Rosalie Gicanda (1928 – 20 April 1994) was the wife of Rwandan King (mwami) Mutara III Rudahigwa. After her husband died in mysterious circumstances in 1959, the Rwandan monarchy lasted only two more years under King Kigeli V Ndahindurwa, coming to an end with the Rwandan Revolution in 1961. The then-Queen Dowager continued to live in Butare in Butare Province, Rwanda, along with Prince Damascene Paradis, her mother and several ladies-in-waiting, where she was later murdered during the Rwandan genocide in 1994.

== Life ==
Born in 1928 in Rwamagana, Rosalie Gicanda is the daughter of Martin Gatsinzi, of the Banyiginya-Bahebera clan, and Christiane Makwindigiri, of the Bega clan. She is the sister of Asteria Bisinda, mother of Paul Kagame, the future president of Rwanda.

In 1953 the American writer John Gunther visited Rwanda in preparation for his book Inside Africa. After interviewing her husband Mutara III, Gunther met socially with Queen Rosalie Gicanda. He described her as being shy in manner, speaking French well but not having travelled widely.

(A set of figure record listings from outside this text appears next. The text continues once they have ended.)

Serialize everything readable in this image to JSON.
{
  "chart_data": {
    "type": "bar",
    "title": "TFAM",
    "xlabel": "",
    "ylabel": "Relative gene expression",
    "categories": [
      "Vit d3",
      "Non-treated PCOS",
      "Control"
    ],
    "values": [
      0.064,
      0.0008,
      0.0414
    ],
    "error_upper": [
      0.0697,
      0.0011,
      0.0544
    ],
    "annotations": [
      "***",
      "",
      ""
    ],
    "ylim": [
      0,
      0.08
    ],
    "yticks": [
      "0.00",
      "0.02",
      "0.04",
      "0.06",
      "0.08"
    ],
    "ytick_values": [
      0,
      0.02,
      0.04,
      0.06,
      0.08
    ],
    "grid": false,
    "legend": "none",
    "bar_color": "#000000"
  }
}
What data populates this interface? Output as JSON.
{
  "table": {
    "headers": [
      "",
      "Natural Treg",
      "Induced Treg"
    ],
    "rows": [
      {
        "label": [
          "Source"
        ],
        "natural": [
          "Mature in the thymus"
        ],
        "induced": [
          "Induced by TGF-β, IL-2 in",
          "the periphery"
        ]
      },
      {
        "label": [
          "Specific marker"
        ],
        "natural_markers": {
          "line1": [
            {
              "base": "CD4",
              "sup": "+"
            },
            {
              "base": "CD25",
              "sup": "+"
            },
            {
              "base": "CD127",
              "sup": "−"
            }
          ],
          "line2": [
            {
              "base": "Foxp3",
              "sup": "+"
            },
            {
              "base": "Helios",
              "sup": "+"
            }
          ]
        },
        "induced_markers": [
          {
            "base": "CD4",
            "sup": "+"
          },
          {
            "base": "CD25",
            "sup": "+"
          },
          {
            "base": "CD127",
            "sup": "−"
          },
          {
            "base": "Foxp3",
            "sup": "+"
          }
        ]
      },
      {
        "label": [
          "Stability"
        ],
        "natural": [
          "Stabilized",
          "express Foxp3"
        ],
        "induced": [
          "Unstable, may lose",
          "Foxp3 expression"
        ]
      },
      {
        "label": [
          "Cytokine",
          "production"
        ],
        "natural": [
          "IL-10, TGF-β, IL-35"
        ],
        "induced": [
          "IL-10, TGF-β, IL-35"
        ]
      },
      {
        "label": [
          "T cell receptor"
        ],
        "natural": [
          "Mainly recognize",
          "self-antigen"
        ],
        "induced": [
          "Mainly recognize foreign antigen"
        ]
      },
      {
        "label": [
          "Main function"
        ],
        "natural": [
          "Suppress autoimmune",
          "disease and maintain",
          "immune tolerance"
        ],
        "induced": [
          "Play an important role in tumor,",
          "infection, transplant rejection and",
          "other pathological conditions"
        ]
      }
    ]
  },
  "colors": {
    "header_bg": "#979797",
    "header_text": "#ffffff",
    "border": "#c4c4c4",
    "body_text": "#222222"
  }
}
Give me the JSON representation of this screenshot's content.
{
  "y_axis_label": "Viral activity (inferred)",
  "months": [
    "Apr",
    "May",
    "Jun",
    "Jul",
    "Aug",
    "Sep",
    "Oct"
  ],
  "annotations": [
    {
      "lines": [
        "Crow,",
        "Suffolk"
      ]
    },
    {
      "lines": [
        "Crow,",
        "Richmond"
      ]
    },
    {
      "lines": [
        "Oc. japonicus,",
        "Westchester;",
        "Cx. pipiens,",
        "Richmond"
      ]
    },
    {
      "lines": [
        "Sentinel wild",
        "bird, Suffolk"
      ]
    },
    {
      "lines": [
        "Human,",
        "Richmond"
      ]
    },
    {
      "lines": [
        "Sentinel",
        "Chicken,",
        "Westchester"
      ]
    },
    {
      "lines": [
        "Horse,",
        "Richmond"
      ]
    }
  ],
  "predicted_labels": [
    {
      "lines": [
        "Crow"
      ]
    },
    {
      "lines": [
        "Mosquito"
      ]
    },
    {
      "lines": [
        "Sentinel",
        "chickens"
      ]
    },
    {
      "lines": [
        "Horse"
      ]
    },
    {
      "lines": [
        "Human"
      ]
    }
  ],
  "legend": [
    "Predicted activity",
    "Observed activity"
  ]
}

In 1961, during the Rwandan revolution that brought an end to the Tutsi monarchy and the Kingdom of Rwanda, she saved the life of her four-year-old nephew, Paul Kagame, and his family by helping them escape when Hutus from the neighborhood, encouraged by local and colonial authorities, seized the hill where they lived, massacring the Tutsis.

== Death ==
On 20 April 1994, as the Rwandan genocide began in earnest in Butare, a detachment of soldiers commanded by Lt. Pierre Bizimana, acting under the orders of Capt. Ildéphonse Nizeyimana, kidnapped the former Queen along with others from her house. They then took the captives behind the National Museum (now the Ethnographic Museum) and shot them. Only a younger girl survived to tell the story of the murders. Two days later, the Queen's mother was also murdered. At the request of a priest, Butare mayor Kanyabashi recovered Queen Gicanda’s body and had it buried in the yard next to her house. She was later reburied at the Mwima Mausoleum where her husband King Mutara III Rudahigwa and King Kigeli V Ndahindurwa are also buried.

== Public reaction ==
The Queen was a living symbol for Tutsis, and her murder shocked many. It effectively signaled the beginning of the mass killing in the Butare area, which saw some of the worst atrocities committed during the fighting.

After the genocide, a Rwandan military court found Bizimana and Private 1st Class Aloys Mazimpaka guilty of genocide and the murder of Queen Gicanda and her family. (Chambre Specialisée du Conseil de Guerre de Butare, case no. LMD 187, LP 0001-PS 97, Judgment pronounced July 27, 1998.) Bizimana was sentenced to death, Mazimpaka to life in prison.

On 6 October 2009, Nizeyimana was arrested in Kampala, Uganda. Nizeyimana was one of the most wanted suspects in the Rwandan genocide. On 19 June 2012, he was convicted by the International Criminal Tribunal for Rwanda of ordering the killing of the former Tutsi queen, as well as other murders, and was sentenced to life imprisonment.